Updated: 5:11 p.m. | Posted: 12:49 p.m.
When a judge ordered Khaalid Abdulkadir to be released from jail, some of the young man's relatives broke down in tears.
Abdulkadir's aunt used her overflowing headscarf to wipe away the tears of joy and hugged Abdulkadir's mother, Deqa Warsame.
"I'm very happy today," Warsame said outside the courtroom.
One early December morning, more 30 law enforcement personnel descended on Abdulkadir's home, and according to Abdulkadir's father, breaking the doors and throwing a smoke grenade inside the home before arresting the 19-year-old man.
The Minneapolis man has been in Sherburne County Jail after he was charged with impeding and retaliating against federal agents.
"I'm sorry for everything I did wrong," Abdulkadir told U.S. District Judge Karen Schreier. "I learned from my mistake."
Prosecutors say Abdulkadir took his anger to Twitter after authorities arrested his friend, Abdirizak Warsame, in December for plotting to join ISIS in Syria.
Abdulkadir was arrested Dec. 11, after he posted tweets that said he was going to kill FBI agents for taking away his brothers.
"They will find on the floor body's dropping fast #kill them FBI," read one of his tweets.
The posts were deleted less than 30 minutes later. But before Abdulkadir had the chance to delete what he'd posted on Dec. 9, the FBI was on it. Agents had been tipped off by an informant and obtained screenshots of the tweets, according to the criminal complaint detailing charges against him.
"By his own admission in court today, Mr. Abdulkadir threatened to kill a federal judge and law enforcement officers," said U.S. Attorney Andrew Luger. "The three years of probation he will begin serving today is a strong reminder that threatening federal officials with violence is not a legitimate means of voicing dissent, but will be prosecuted forcefully by my office."
Abdulkadir's attorney, Chris Madel, said the government decided to offer his client a plea deal after they filed a motion Monday morning compelling the government to bar some evidence from the trial, which was set to start on Tuesday.
"We are pleased that the government realized, even at the 11th hour, of the weakness of their case," he said. "We are happy to get this misdemeanor."

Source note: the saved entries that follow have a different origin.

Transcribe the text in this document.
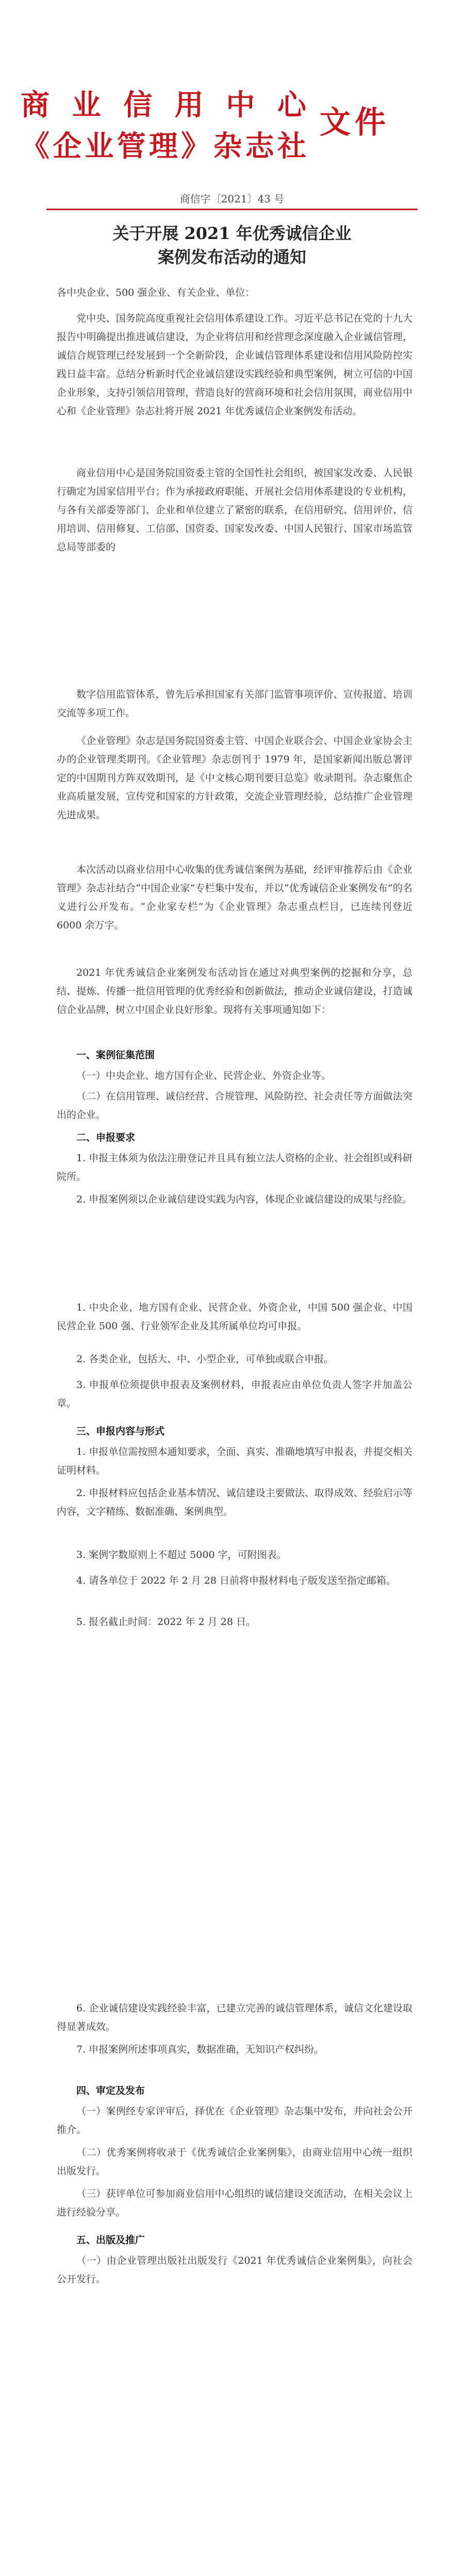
商业信用中心
《企业管理》杂志社
文件
商信字〔2021〕43 号
关于开展 2021 年优秀诚信企业
案例发布活动的通知
各中央企业、500 强企业、有关企业、单位：
党中央、国务院高度重视社会信用体系建设工作。习近平总书记在党的十九大报告中明确提出推进诚信建设，为企业将信用和经营理念深度融入企业诚信管理，诚信合规管理已经发展到一个全新阶段，企业诚信管理体系建设和信用风险防控实践日益丰富。总结分析新时代企业诚信建设实践经验和典型案例，树立可信的中国企业形象，支持引领信用管理，营造良好的营商环境和社会信用氛围，商业信用中心和《企业管理》杂志社将开展 2021 年优秀诚信企业案例发布活动。
商业信用中心是国务院国资委主管的全国性社会组织，被国家发改委、人民银行确定为国家信用平台；作为承接政府职能、开展社会信用体系建设的专业机构，与各有关部委等部门、企业和单位建立了紧密的联系，在信用研究、信用评价、信用培训、信用修复、工信部、国资委、国家发改委、中国人民银行、国家市场监管总局等部委的
数字信用监管体系，曾先后承担国家有关部门监管事项评价、宣传报道、培训交流等多项工作。
《企业管理》杂志是国务院国资委主管、中国企业联合会、中国企业家协会主办的企业管理类期刊。《企业管理》杂志创刊于 1979 年，是国家新闻出版总署评定的中国期刊方阵双效期刊，是《中文核心期刊要目总览》收录期刊。杂志聚焦企业高质量发展，宣传党和国家的方针政策，交流企业管理经验，总结推广企业管理先进成果。
本次活动以商业信用中心收集的优秀诚信案例为基础，经评审推荐后由《企业管理》杂志社结合“中国企业家”专栏集中发布，并以“优秀诚信企业案例发布”的名义进行公开发布。“企业家专栏”为《企业管理》杂志重点栏目，已连续刊登近 6000 余万字。
2021 年优秀诚信企业案例发布活动旨在通过对典型案例的挖掘和分享，总结、提炼、传播一批信用管理的优秀经验和创新做法，推动企业诚信建设，打造诚信企业品牌，树立中国企业良好形象。现将有关事项通知如下：
一、案例征集范围
（一）中央企业、地方国有企业、民营企业、外资企业等。
（二）在信用管理、诚信经营、合规管理、风险防控、社会责任等方面做法突出的企业。
二、申报要求
1. 申报主体须为依法注册登记并且具有独立法人资格的企业、社会组织或科研院所。
2. 申报案例须以企业诚信建设实践为内容，体现企业诚信建设的成果与经验。
1. 中央企业、地方国有企业、民营企业、外资企业，中国 500 强企业、中国民营企业 500 强、行业领军企业及其所属单位均可申报。
2. 各类企业，包括大、中、小型企业，可单独或联合申报。
3. 申报单位须提供申报表及案例材料，申报表应由单位负责人签字并加盖公章。
三、申报内容与形式
1. 申报单位需按照本通知要求，全面、真实、准确地填写申报表，并提交相关证明材料。
2. 申报材料应包括企业基本情况、诚信建设主要做法、取得成效、经验启示等内容，文字精练、数据准确、案例典型。
3. 案例字数原则上不超过 5000 字，可附图表。
4. 请各单位于 2022 年 2 月 28 日前将申报材料电子版发送至指定邮箱。
5. 报名截止时间：2022 年 2 月 28 日。
6. 企业诚信建设实践经验丰富，已建立完善的诚信管理体系，诚信文化建设取得显著成效。
7. 申报案例所述事项真实，数据准确，无知识产权纠纷。
四、审定及发布
（一）案例经专家评审后，择优在《企业管理》杂志集中发布，并向社会公开推介。
（二）优秀案例将收录于《优秀诚信企业案例集》，由商业信用中心统一组织出版发行。
（三）获评单位可参加商业信用中心组织的诚信建设交流活动，在相关会议上进行经验分享。
五、出版及推广
（一）由企业管理出版社出版发行《2021 年优秀诚信企业案例集》，向社会公开发行。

Abdulkadir, who was initially charged with a felony, was sentenced to three years of probation and will be subjected to internet monitoring and frequent drug testing. He's also prohibited from viewing extremist content.
Abdulkadir's case is similar to the case of another Somali-American, Mahamed Said, who tweeted that he would "whack," "kill" and "massacre" the person responsible for charging six of his friends on the same day in April last year over conspiring to join ISIS. Said pleaded guilty in October to a misdemeanor charge.
Before the arrest, Abdulkadir was a pre-nursing student at Minneapolis Community and Technical College. He spent most of his free time using PlayStation, playing football, smoking marijuana and hanging out with the wrong crowd, according to his lawyer.
"My client is a 19-year-old," he said. "19 year olds do dumb things."
In December, Abdulkadir's father, Adam Aded, told MPR News that the FBI came to their house and interviewed his son several times. Those visits were triggered by an anonymous phone tip from a stolen phone, saying Abdulkadir was interested in going to Syria to join ISIS, an allegation that the father denied.
"We don't intend to introduce evidence of this anonymous tip," the government said in a court document released by the defense on Monday.
Prosecutor Charles Kovats said Abdulkadir committed a "criminal act" and the government took that seriously. He added that placing Abdulkadir on probation for three years will motivate him to stay away from the act that caused him to be put in jail.
After the judge ordered his release, Abdulkadir went to the court's fourth floor and met with the probation officers, who put a GPS monitoring bracelet on his left ankle.
Abdulkadir signed on the probation compliance letter, changed his prison clothes to a dress shirt and tie. Afterwards, he met his family and friends who waited for him for more than two hours inside the court building.
"I'm really happy that he's coming home," Abdulkadir's younger sister, Ridwan said, a wide smile covering her face.